Para garantir a segurança do paciente durante a administração de Norepinefrina, o enfermeiro deve adotar cuidados rigorosos, pois se trata de uma droga vasoativa utilizada em situações graves, como o choque séptico. Entre os principais cuidados de enfermagem, destacam-se:
1. Administrar a Norepinefrina em bomba de infusão contínua: esse cuidado é essencial porque a medicação precisa ser infundida de forma precisa e controlada. A bomba de infusão permite ajustar corretamente a velocidade prescrita, evitando administração rápida ou irregular, que poderia causar alterações importantes na pressão arterial e no ritmo cardíaco. A Norepinefrina não deve ser administrada de forma manual ou em bolus, pois isso aumenta o risco de complicações hemodinâmicas.

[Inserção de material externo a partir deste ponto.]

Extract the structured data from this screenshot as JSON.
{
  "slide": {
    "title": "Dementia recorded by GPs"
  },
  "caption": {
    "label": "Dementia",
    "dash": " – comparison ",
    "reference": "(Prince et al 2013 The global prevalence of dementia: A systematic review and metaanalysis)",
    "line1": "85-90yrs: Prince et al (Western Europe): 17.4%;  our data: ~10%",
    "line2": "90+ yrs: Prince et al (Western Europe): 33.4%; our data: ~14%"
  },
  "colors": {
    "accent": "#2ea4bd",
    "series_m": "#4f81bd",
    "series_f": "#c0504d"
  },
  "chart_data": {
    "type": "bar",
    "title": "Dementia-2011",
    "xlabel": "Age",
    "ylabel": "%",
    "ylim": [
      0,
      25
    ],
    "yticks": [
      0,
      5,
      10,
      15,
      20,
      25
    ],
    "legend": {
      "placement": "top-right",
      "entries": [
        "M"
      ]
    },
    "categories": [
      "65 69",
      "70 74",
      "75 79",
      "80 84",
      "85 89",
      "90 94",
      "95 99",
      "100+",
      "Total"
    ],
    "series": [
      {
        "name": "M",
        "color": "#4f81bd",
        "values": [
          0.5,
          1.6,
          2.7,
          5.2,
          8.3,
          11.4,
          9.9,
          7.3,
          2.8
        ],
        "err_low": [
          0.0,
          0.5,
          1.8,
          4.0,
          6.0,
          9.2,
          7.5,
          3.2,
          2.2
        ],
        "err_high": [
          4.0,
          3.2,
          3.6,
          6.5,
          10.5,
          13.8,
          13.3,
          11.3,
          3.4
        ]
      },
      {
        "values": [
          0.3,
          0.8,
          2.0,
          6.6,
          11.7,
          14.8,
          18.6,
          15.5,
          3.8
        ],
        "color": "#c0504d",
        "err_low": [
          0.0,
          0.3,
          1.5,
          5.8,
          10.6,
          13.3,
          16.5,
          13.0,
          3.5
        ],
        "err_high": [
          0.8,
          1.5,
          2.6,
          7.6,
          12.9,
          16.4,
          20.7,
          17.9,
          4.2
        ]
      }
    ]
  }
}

2. Avaliar e manter a segurança do acesso venoso: antes e durante a infusão, o enfermeiro deve verificar se o acesso está pérvio, bem fixado e sem sinais de infiltração ou extravasamento. Preferencialmente, a administração deve ocorrer por acesso venoso central ou por veia calibrosa, conforme protocolo institucional. Esse
cuidado é importante porque o extravasamento da Norepinefrina pode causar dor, palidez, isquemia e lesão no tecido ao redor do acesso, exigindo identificação rápida e comunicação imediata à equipe.
3. Monitorar continuamente a resposta clínica do paciente: durante a infusão, o enfermeiro deve acompanhar pressão arterial, pressão arterial média, frequência cardíaca, ritmo cardíaco, perfusão periférica e débito urinário. Esse monitoramento permite avaliar se a medicação está atingindo o objetivo terapêutico, que é melhorar a estabilidade hemodinâmica do paciente, além de possibilitar a identificação precoce de efeitos indesejados, como hipertensão, arritmias, piora da perfusão periférica ou redução da diurese.
Dessa forma, a administração da Norepinefrina exige atenção técnica, vigilância contínua e responsabilidade da equipe de enfermagem. Esses cuidados ajudam a prevenir complicações, favorecem a segurança do paciente e contribuem para uma assistência mais eficaz no ambiente de terapia intensiva.